Dear Fabric Team,
Gald to see a more expert control of pytorch code offered by Fabric. Considering that Fabric is designed with multi-billion parameter models in mind, i am wondering what is the difference between Fabric and Lightning in terms of LLM ? Thanks so much
Hello @Hannibal046
There isn’t really a difference in what size of models you can train. Both are fantastic both for small and large models. Both support strategies like FSDP and DeepSpeed and with them you are already well equipped. The saying “designed with multi-billion parameter models in mind” in my view is more an assurance that with Fabric you can do that stuff too. An example, we are working on Lit-LLaMA with Fabric for training and finetuning: GitHub - Lightning-AI/lit-llama: Implementation of the LLaMA language model based on nanoGPT. Supports flash attention, Int8 and GPTQ 4bit quantization, LoRA and LLaMA-Adapter fine-tuning, pre-training. Apache 2.0-licensed.

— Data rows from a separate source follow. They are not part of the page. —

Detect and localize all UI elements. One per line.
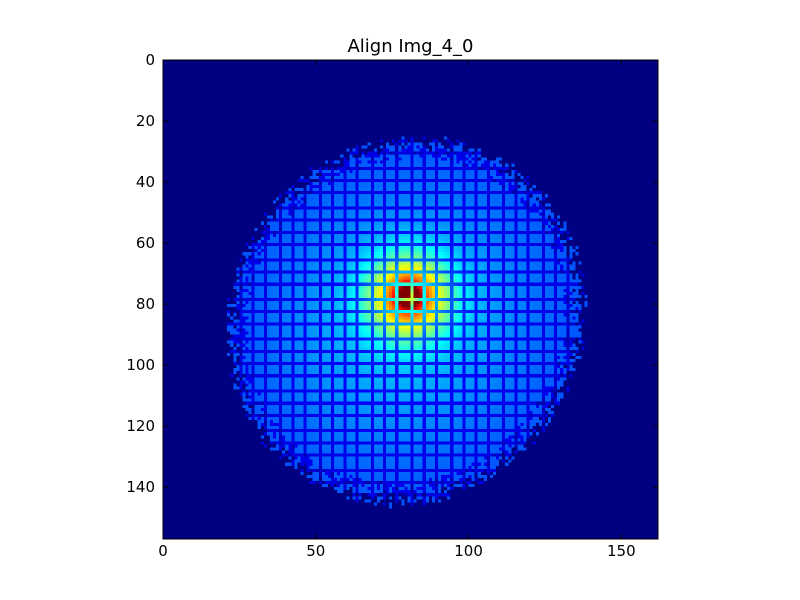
y-axis: 0 20 40 60 80 100 120 140 — [126, 51, 658, 496]
heatmap-image — [163, 60, 658, 539]
y-tick-label: 40 — [136, 173, 155, 191]
y-tick-label: 80 — [136, 295, 155, 313]
x-tick-label: 50 — [306, 542, 325, 560]
x-axis: 0 50 100 150 — [158, 60, 636, 560]
y-tick-label: 0 — [145, 51, 155, 69]
plot-frame — [162, 59, 659, 540]
x-tick-label: 0 — [158, 542, 168, 560]
y-tick-label: 100 — [126, 356, 155, 374]
chart-title: Align Img_4_0 — [347, 36, 473, 57]
y-tick-label: 140 — [126, 478, 155, 496]
y-tick-label: 120 — [126, 417, 155, 435]
x-tick-label: 150 — [607, 542, 636, 560]
x-tick-label: 100 — [454, 542, 483, 560]
y-tick-label: 60 — [136, 234, 155, 252]
y-tick-label: 20 — [136, 112, 155, 130]
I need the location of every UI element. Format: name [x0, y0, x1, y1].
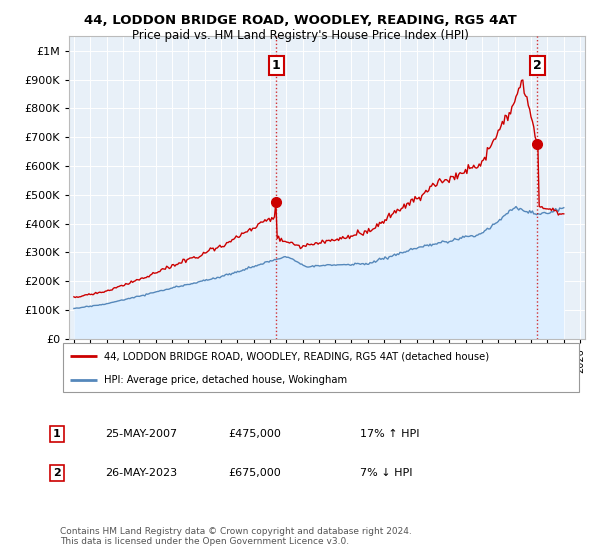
- Text: 26-MAY-2023: 26-MAY-2023: [105, 468, 177, 478]
- Text: Contains HM Land Registry data © Crown copyright and database right 2024.
This d: Contains HM Land Registry data © Crown c…: [60, 526, 412, 546]
- Text: 1: 1: [272, 59, 280, 72]
- Text: 7% ↓ HPI: 7% ↓ HPI: [360, 468, 413, 478]
- Text: 25-MAY-2007: 25-MAY-2007: [105, 429, 177, 439]
- Text: £675,000: £675,000: [228, 468, 281, 478]
- Text: Price paid vs. HM Land Registry's House Price Index (HPI): Price paid vs. HM Land Registry's House …: [131, 29, 469, 42]
- Text: 2: 2: [53, 468, 61, 478]
- Text: 2: 2: [533, 59, 542, 72]
- Text: 44, LODDON BRIDGE ROAD, WOODLEY, READING, RG5 4AT (detached house): 44, LODDON BRIDGE ROAD, WOODLEY, READING…: [104, 352, 490, 362]
- Text: 1: 1: [53, 429, 61, 439]
- FancyBboxPatch shape: [62, 343, 580, 392]
- Text: HPI: Average price, detached house, Wokingham: HPI: Average price, detached house, Woki…: [104, 375, 347, 385]
- Text: £475,000: £475,000: [228, 429, 281, 439]
- Text: 17% ↑ HPI: 17% ↑ HPI: [360, 429, 419, 439]
- Text: 44, LODDON BRIDGE ROAD, WOODLEY, READING, RG5 4AT: 44, LODDON BRIDGE ROAD, WOODLEY, READING…: [83, 14, 517, 27]
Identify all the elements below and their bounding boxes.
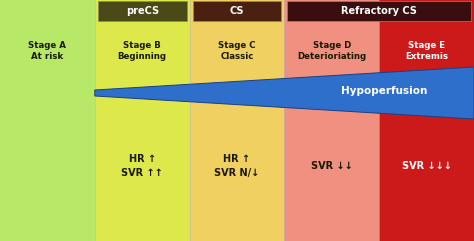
- Bar: [0, 0, 95, 241]
- Text: Stage B
Beginning: Stage B Beginning: [118, 40, 167, 61]
- Text: Stage C
Classic: Stage C Classic: [218, 40, 256, 61]
- Text: Stage A
At risk: Stage A At risk: [28, 40, 66, 61]
- Text: SVR ↓↓↓: SVR ↓↓↓: [401, 161, 452, 171]
- Bar: [190, 0, 284, 241]
- Polygon shape: [95, 67, 474, 119]
- Text: Refractory CS: Refractory CS: [341, 6, 417, 16]
- Text: Hypoperfusion: Hypoperfusion: [341, 86, 427, 96]
- Text: preCS: preCS: [126, 6, 159, 16]
- Bar: [192, 1, 282, 21]
- Bar: [98, 1, 187, 21]
- Text: Stage E
Extremis: Stage E Extremis: [405, 40, 448, 61]
- Text: CS: CS: [230, 6, 244, 16]
- Bar: [379, 0, 474, 241]
- Text: HR ↑
SVR N/↓: HR ↑ SVR N/↓: [214, 154, 260, 178]
- Text: SVR ↓↓: SVR ↓↓: [311, 161, 353, 171]
- Bar: [287, 1, 471, 21]
- Bar: [95, 0, 190, 241]
- Text: HR ↑
SVR ↑↑: HR ↑ SVR ↑↑: [121, 154, 163, 178]
- Bar: [284, 0, 379, 241]
- Text: Stage D
Deterioriating: Stage D Deterioriating: [297, 40, 366, 61]
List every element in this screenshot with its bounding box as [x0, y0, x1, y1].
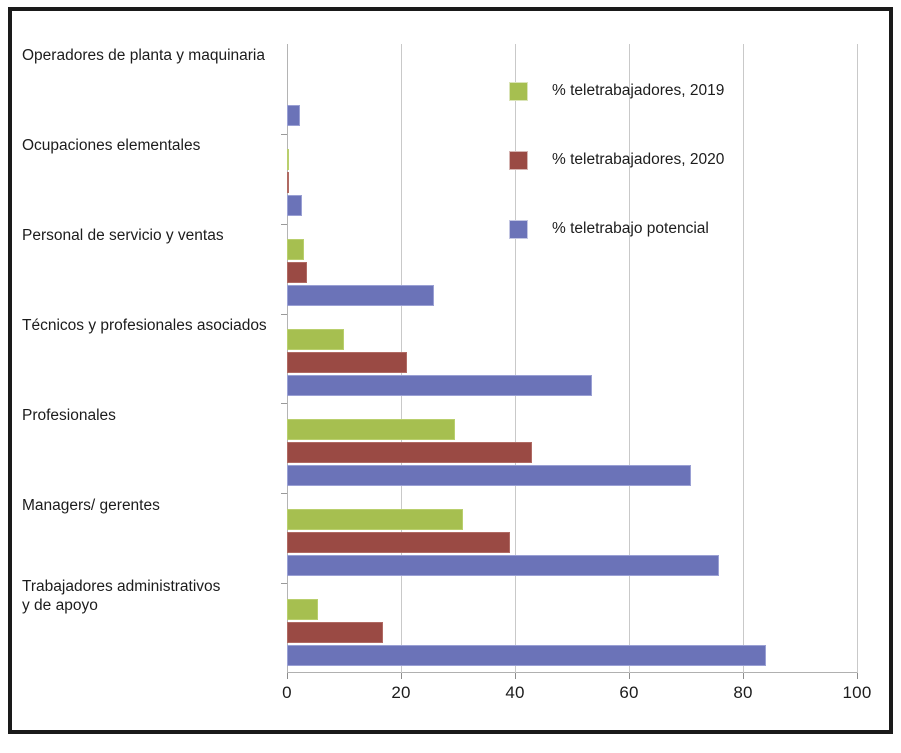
value-axis-baseline: [287, 672, 857, 673]
x-tick-label: 40: [505, 683, 525, 702]
bar[interactable]: [287, 621, 383, 643]
legend-label: % teletrabajadores, 2019: [552, 82, 725, 99]
category-tick: [281, 223, 287, 225]
x-tick-label: 80: [733, 683, 753, 702]
bar[interactable]: [287, 441, 533, 463]
bar-group: [287, 239, 857, 307]
plot-area: [281, 44, 858, 679]
legend-item[interactable]: % teletrabajo potencial: [509, 219, 709, 239]
category-tick: [281, 583, 287, 585]
x-tick-80: [743, 673, 744, 679]
bar[interactable]: [287, 262, 307, 284]
x-tick-40: [515, 673, 516, 679]
legend-label: % teletrabajadores, 2020: [552, 151, 725, 168]
category-axis-labels: Operadores de planta y maquinaria Ocupaci…: [12, 11, 287, 753]
bar-group: [287, 598, 857, 666]
category-label: Managers/ gerentes: [22, 496, 160, 514]
bar[interactable]: [287, 418, 456, 440]
bar[interactable]: [287, 531, 511, 553]
legend-swatch-icon: [509, 81, 528, 101]
bar[interactable]: [287, 554, 720, 576]
category-label: Operadores de planta y maquinaria: [22, 47, 265, 65]
legend-item[interactable]: % teletrabajadores, 2020: [509, 150, 724, 170]
category-tick: [281, 403, 287, 405]
bar[interactable]: [287, 464, 691, 486]
category-label: Profesionales: [22, 406, 116, 424]
bar-group: [287, 329, 857, 396]
gridline-100: [857, 44, 858, 673]
x-tick-label: 60: [619, 683, 639, 702]
category-tick: [281, 313, 287, 315]
bar[interactable]: [287, 149, 289, 171]
category-label: Técnicos y profesionales asociados: [22, 317, 267, 334]
gridline-60: [629, 44, 630, 673]
x-tick-100: [857, 673, 858, 679]
bar[interactable]: [287, 508, 463, 530]
bar[interactable]: [287, 105, 300, 127]
chart-frame-border: Operadores de planta y maquinaria Ocupaci…: [8, 7, 893, 734]
gridline-80: [743, 44, 744, 673]
bar[interactable]: [287, 352, 407, 373]
category-label: Ocupaciones elementales: [22, 137, 201, 155]
category-label: Personal de servicio y ventas: [22, 227, 224, 245]
category-label: Trabajadores administrativos y de apoyo: [22, 577, 221, 614]
category-tick: [281, 493, 287, 495]
bar-group: [287, 149, 857, 217]
bar[interactable]: [287, 239, 305, 261]
bar[interactable]: [287, 195, 302, 217]
x-tick-label: 20: [391, 683, 411, 702]
legend-swatch-icon: [509, 150, 528, 170]
x-tick-0: [287, 673, 288, 679]
gridline-40: [515, 44, 516, 673]
bar-group: [287, 59, 857, 127]
bar[interactable]: [287, 329, 344, 350]
legend-item[interactable]: % teletrabajadores, 2019: [509, 81, 724, 101]
bar[interactable]: [287, 285, 435, 307]
bar[interactable]: [287, 644, 766, 666]
bar-group: [287, 508, 857, 576]
x-tick-label: 100: [842, 683, 872, 702]
bar-group: [287, 418, 857, 486]
legend-label: % teletrabajo potencial: [552, 220, 709, 237]
x-tick-label: 0: [282, 683, 292, 702]
category-tick: [281, 133, 287, 135]
legend-swatch-icon: [509, 219, 528, 239]
bar[interactable]: [287, 172, 289, 194]
x-tick-20: [401, 673, 402, 679]
bar[interactable]: [287, 375, 592, 396]
x-tick-60: [629, 673, 630, 679]
bar[interactable]: [287, 598, 319, 620]
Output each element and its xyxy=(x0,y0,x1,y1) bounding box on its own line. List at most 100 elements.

That being said, there are some rough edges and we are working on improving the usability. These two are top of our list:
- Easier way to instantiate large models without the need to rely on third party tools
- Implement checkpointing and loading for FSDP and avoid boilerplate code.
Specifically for LLM training, the training loop is very standard and so there is usually no extra control needed on that part. Rule of thumb: Choose Fabric if you want to build your own trainer or stay closer to PyTorch for more control, choose Lightning Trainer if you want to iterate quick without writing much code and stay organized easier.